Er viel een korte stilte. ‘Nee. Het feit dat ze nu in Zuid-Amerika zit, zegt al genoeg. Maar ik ben er niet blij mee.’
‘Precies. Ik heb gedaan wat ik moest doen en ik heb de situatie prima in de hand gehouden. Volgens mij gaat Luther Wilson inderdaad rondvragen, zoals hij zei, en hij zal ook wel bellen als hij iets vindt.’
‘En wat als de vlam in de pan slaat en het echt gevaarlijk wordt?’
Werktuiglijk draaide Jane het vuur onder de soep lager. ‘Als iedereen zo dacht, dan zouden de rotzakken het altijd winnen. Dan is niemand meer veilig.’ Stel dat Skye niet de risico’s nam die ze nu nam? Dan zou Jane er niet meer zijn. ‘Hoe dan ook, op dit moment denk ik dat de kans dat het uit de hand loopt voor mij persoonlijk minimaal is. Die arme meisjes zijn misschien al dood.’ Het was niet leuk om toe te geven, maar zo was het wel. En als ze goed wilde zijn in haar nieuwe baan, in haar nieuwe leven, dan moest ze leren omgaan met de waarheid. Leren leven ín de waarheid. Als dit voorbij was, mocht ze blij zijn als ze Gloria kon vertellen wat er met haar zussen gebéúrd was.
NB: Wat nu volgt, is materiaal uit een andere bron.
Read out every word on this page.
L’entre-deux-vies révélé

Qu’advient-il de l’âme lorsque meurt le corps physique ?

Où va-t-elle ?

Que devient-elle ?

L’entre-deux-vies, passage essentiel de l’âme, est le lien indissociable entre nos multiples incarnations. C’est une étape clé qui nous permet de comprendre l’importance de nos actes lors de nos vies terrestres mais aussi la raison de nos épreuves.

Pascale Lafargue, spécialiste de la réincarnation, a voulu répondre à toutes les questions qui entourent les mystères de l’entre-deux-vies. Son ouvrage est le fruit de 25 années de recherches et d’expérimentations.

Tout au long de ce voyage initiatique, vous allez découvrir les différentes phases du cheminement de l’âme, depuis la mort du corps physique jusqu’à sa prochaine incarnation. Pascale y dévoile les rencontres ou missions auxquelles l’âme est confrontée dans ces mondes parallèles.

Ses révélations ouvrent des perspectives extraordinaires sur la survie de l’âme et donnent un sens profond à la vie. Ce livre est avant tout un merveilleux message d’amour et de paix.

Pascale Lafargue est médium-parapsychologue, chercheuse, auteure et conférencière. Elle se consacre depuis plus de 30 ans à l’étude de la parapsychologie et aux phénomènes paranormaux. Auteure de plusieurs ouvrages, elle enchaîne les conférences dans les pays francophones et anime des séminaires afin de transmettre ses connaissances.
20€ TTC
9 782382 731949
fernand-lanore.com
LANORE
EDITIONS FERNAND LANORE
‘Zou je daartegen kunnen?’ vroeg hij. ‘Zou je ertegen kunnen als je morgen gebeld werd met het nieuws dat de meisjes dood gevonden zijn?’
‘Neem me niet altijd zo in bescherming,’ zei ze. ‘Dat is misschien hard, maar het is wel waarmee we te maken hebben bij dit werk. Ik heb genoeg van dat betuttelende. Skye heeft me al te lang beschermd. Ik ben hier nu een halfjaar. Het wordt hoog tijd dat ik mijn eigen zaak krijg.’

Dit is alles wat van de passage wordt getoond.